The concrete elements of the stadium were made with more cement, and thus were sturdier, than the state of California required for bridges and roadways. All of the twenty-five thousand concrete parts, some weighing as much as thirty-two tons, were cast on the site. They were then numbered and placed in orderly rows on the ground. While this work proceeded, earthmovers leveled a three-hundred-foot-high hill and used the earth to fill parts of the ravine.

In order to place the concrete sections together, Praeger and the main contractor, a local company called Vinnell Constructors, had to import a crane from Germany that, once assembled, would be the largest at work in North America. The monstrous machine was set inside the stadium where it picked pieces of the structure off the ground, swung them around, and then hoisted them into place. It was dangerous work and the derrick collapsed twice during the project, causing extensive damage both times and halting work.

Delays cost money and financing the burden became a big challenge. A group of four local banks had agreed to lend O’Malley $8 million, but by the middle of 1960 he discovered they wanted to charge a higher interest rate than they first offered and add fees equal to 1 percent of the loan. “This increase over our budget would, of course, be financially fatal,” he wrote in a letter to his wife and son…

The option that saved O’Malley materialized when he met with Reese Taylor, head of locally based Union Oil. Union Oil had $27 million in profits the previous year and was on track to make even more in 1960. Taylor, who had long been involved in the “Bring baseball to Los Angeles” drive, wanted to buy the rights to the team’s radio broadcasts. He was prepared to pay $1 million per year for eight years.

O’Malley proposed instead a more substantial arrangement. He asked that Union Oil act as his prime construction financier, lending the Dodgers $8 million at a lower rate than the bankers had requested. (For the first two years O’Malley would make no payments and the interest rate would be zero.) In exchange he’d let Taylor pay $1 million per year for the broadcast rights for ten years, not eight. As an added incentive, he would give Union Oil exclusive rights to advertising inside the stadium and a concession for a gas station to be built in the parking lot.
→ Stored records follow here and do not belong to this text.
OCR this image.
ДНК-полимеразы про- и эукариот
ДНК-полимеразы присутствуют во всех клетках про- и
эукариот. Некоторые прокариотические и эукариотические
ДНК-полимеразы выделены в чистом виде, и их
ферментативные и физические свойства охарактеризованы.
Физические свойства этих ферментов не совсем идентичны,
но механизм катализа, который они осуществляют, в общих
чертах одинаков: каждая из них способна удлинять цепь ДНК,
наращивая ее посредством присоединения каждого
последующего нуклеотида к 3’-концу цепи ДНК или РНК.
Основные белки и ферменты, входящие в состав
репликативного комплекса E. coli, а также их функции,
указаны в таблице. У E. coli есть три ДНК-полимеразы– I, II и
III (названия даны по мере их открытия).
Between the grace period and all the cash that Union Oil would pay for radio rights, O’Malley saw this arrangement as a “self-liquidating” loan. No banker would ever accept such terms. But Reese Taylor, apparently smitten with the idea of Union Oil being connected with the Dodgers, saw an opportunity. After action by the oil company’s board of directors, the money that would make O’Malley’s dream stadium was deposited in a Dodger account.

* * *

O’Malley’s ballpark was going to be different from the Coliseum in almost every way. It would have a perfectly symmetrical playing surface, with the right- and left-field corners both 330 feet from home plate, which was set in the west end of the park so the sun would have a minimal effect on batters or fielders. Seats would be available on six levels, and many of the spectators would be shielded from the sun by upper decks and a wavy roof at the very rim of the stadium. Most would also get a pretty view of either downtown Los Angeles or the distant San Gabriel Mountains.
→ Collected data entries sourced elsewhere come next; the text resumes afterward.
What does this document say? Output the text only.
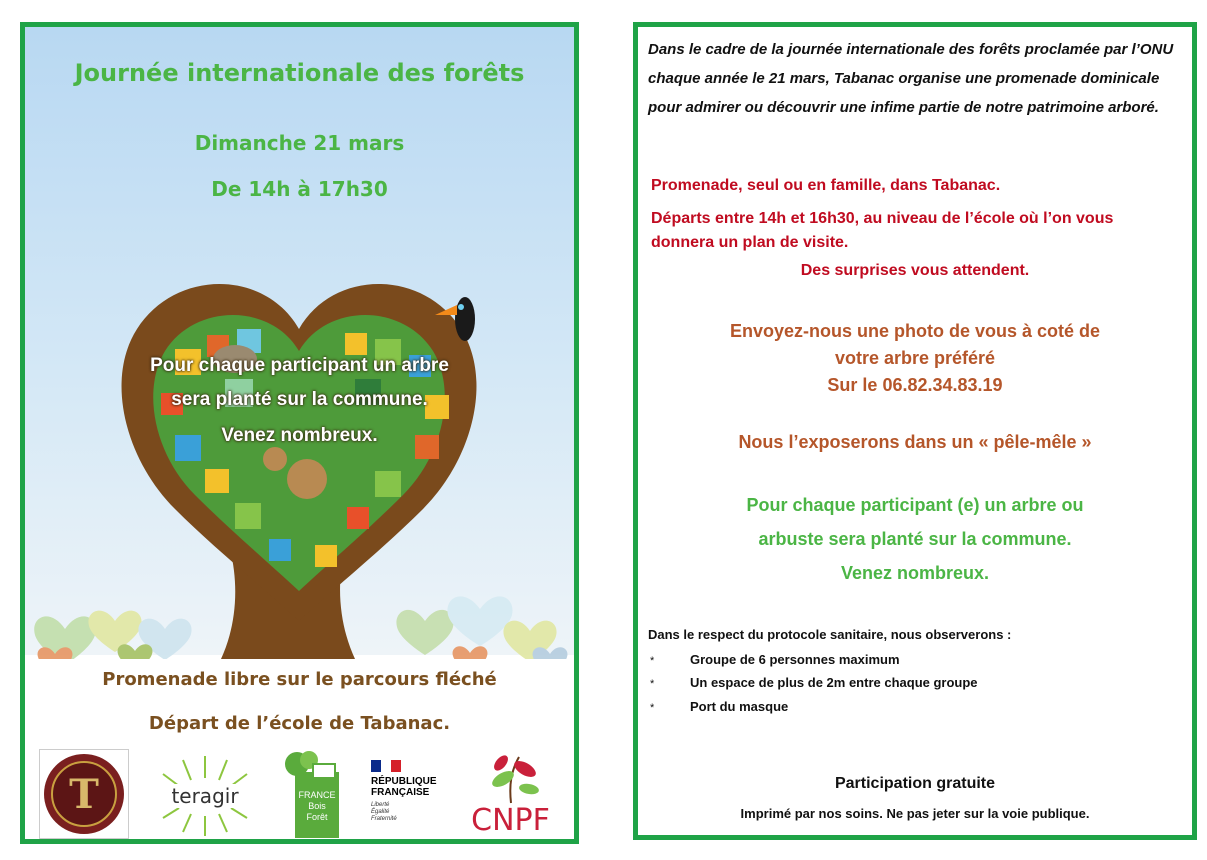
Journée internationale des forêts
Dimanche 21 mars
De 14h à 17h30
Pour chaque participant un arbre
sera planté sur la commune.
Venez nombreux.
Promenade libre sur le parcours fléché
Départ de l’école de Tabanac.
T	teragir	FRANCE
Bois
Forêt
RÉPUBLIQUE
FRANÇAISE
Liberté
Égalité
Fraternité	CNPF
Dans le cadre de la journée internationale des forêts proclamée par l’ONU chaque année le 21 mars, Tabanac organise une promenade dominicale pour admirer ou découvrir une infime partie de notre patrimoine arboré.
Promenade, seul ou en famille, dans Tabanac.
Départs entre 14h et 16h30, au niveau de l’école où l’on vous donnera un plan de visite.
Des surprises vous attendent.
Envoyez-nous une photo de vous à coté de
votre arbre préféré
Sur le 06.82.34.83.19
Nous l’exposerons dans un « pêle-mêle »
Pour chaque participant (e) un arbre ou
arbuste sera planté sur la commune.
Venez nombreux.
Dans le respect du protocole sanitaire, nous observerons :
*	Groupe de 6 personnes maximum
*	Un espace de plus de 2m entre chaque groupe
*	Port du masque
Participation gratuite
Imprimé par nos soins. Ne pas jeter sur la voie publique.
The outline of this baseball paradise was easy to see once the shape of the stadium was carved out and Vinnell began to put the concrete pieces together. At sunset a visitor could stand above the field level, behind where home plate would be, and watch the sky behind the mountains turn pink, orange, and deep purple. Cool air filtered in from nearby canyons and chased away the heat of the day. The sight of the work in progress thrilled O’Malley, who wrote to his old friend Frank Schroth (former publisher, The Brooklyn Daily Eagle and editor, The New York News) to describe watching “the dream come true.”